As part of a consortium with Crystal Lake, Yorkville and South Elgin, Lake Zurich has had a contract with First Energy for a 4.75-cent per kilowatt hour rate since July 2012.
ComEd charged 7.73 per kilowatt hour when the deal was struck in 2012. ComEd's price later dipped to 6.005 cents, but it is projected to rise in June.
It's unknown whether Lake Zurich will have another alternative supplier after its two-year contract with FirstEnergy ends in July, management analyst Kyle Kordell said.
"The reason for this is because it is too early to confidently say how the electric commodity market will fluctuate in the coming months," Kordell said. "The village will proceed in the direction that is in the best interests of our residents, meaning we will lock in the lowest rate possible. This might be with ComEd or it might be with an alternative retail electric supplier."
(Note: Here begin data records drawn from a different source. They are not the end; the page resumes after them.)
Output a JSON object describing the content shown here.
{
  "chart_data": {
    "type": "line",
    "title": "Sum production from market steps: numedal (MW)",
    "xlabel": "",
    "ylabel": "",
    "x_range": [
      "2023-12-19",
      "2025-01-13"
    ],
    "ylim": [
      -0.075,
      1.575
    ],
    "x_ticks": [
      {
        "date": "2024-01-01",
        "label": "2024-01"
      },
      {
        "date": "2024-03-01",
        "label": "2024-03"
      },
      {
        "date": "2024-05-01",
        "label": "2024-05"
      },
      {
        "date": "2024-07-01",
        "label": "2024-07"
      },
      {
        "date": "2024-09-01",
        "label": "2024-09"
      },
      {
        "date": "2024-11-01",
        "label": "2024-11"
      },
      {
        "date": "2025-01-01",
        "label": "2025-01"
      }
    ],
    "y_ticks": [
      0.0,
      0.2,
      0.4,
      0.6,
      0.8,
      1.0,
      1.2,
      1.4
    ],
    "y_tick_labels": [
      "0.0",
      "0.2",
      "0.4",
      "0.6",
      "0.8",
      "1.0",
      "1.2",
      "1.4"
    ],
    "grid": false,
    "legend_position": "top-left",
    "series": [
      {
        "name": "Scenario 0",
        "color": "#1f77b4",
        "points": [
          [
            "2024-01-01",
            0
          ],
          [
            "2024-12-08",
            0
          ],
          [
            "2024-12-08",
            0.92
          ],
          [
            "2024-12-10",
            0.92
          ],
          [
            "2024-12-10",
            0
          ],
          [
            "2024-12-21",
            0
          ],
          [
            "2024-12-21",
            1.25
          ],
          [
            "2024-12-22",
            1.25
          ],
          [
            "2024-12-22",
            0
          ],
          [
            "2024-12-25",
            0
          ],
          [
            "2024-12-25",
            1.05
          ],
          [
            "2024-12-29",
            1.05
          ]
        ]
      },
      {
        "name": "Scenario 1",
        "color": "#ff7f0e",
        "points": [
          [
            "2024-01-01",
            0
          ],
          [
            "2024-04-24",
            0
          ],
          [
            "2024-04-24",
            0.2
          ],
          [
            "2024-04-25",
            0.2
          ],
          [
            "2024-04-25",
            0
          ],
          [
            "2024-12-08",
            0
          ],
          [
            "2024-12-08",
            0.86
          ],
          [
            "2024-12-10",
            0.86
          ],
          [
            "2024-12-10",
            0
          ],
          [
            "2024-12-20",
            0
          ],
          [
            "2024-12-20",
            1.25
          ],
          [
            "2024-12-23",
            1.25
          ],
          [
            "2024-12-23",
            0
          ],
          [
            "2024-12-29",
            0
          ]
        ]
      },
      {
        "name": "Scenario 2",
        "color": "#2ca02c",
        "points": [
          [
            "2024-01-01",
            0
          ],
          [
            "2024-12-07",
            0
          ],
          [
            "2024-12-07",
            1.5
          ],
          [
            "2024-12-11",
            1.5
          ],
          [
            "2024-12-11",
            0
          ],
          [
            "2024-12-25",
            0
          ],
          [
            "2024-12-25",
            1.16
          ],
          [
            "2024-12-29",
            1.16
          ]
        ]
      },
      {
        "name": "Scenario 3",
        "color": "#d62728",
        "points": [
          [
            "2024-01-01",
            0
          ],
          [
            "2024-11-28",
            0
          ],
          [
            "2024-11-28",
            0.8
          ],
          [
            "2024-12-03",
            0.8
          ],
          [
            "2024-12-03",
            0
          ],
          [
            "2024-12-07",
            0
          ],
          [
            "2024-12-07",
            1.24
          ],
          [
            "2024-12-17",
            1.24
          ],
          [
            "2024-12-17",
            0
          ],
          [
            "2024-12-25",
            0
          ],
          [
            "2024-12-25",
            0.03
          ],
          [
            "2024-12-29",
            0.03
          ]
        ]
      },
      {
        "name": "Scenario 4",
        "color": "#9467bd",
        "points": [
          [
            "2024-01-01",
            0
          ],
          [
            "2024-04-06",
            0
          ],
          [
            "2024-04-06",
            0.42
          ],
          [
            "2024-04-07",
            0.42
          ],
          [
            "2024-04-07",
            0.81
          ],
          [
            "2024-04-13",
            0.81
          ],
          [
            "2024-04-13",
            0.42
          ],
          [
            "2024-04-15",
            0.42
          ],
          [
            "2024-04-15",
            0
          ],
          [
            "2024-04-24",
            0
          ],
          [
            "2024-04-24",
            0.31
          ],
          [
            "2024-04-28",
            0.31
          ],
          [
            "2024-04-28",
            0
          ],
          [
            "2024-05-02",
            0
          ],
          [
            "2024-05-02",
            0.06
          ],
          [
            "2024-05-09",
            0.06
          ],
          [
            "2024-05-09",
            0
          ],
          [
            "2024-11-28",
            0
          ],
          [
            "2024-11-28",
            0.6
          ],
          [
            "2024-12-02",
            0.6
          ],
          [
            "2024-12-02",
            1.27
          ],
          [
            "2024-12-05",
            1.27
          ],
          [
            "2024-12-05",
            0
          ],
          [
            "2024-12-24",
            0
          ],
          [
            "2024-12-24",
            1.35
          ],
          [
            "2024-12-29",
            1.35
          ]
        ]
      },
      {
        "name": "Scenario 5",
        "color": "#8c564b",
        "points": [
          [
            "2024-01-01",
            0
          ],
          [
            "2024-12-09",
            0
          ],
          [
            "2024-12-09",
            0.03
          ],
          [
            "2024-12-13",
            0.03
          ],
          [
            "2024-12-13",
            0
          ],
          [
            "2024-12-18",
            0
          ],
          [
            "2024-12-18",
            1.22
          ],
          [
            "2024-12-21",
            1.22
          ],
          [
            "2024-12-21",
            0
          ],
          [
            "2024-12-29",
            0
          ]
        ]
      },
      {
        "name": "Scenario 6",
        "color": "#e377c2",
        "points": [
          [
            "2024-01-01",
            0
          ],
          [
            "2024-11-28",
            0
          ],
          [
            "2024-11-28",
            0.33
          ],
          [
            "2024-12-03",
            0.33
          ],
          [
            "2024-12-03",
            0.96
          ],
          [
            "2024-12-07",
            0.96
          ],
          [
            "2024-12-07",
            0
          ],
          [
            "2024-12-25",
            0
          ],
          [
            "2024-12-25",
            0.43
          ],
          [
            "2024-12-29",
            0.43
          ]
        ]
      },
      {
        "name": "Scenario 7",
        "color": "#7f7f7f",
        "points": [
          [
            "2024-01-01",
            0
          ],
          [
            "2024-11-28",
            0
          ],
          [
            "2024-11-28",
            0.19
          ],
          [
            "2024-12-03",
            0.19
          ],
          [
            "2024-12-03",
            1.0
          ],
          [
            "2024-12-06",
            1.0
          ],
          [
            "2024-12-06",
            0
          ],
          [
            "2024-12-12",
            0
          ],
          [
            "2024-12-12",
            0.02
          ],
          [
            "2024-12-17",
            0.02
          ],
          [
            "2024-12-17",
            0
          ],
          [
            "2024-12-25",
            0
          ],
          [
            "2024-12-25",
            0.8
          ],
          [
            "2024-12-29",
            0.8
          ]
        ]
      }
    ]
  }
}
If Lake Zurich doesn't renew with FirstEnergy or have another supplier ready when the current deal lapses in July, Kordell said, the village would automatically revert to ComEd. He said ComEd requires a one-year commitment, with a two-month window at the beginning for the village to find another power company if it desires.
Lake Zurich's position received a thumbs-up from a statewide consumer watchdog group.
Citizens Utility Board spokesman Jim Chilsen said until now, electric aggregation was the best choice and communities moved quickly to secure lower prices since a 2011 Illinois Commerce Commission decision allowed the alternative providers to bill through ComEd. Because market conditions have "evened out significantly" since last June, Lake Zurich's slower, more deliberate approach is appropriate, he said.
"Most communities have done a good job approaching aggregation, and consumers have benefitted," Chilsen said.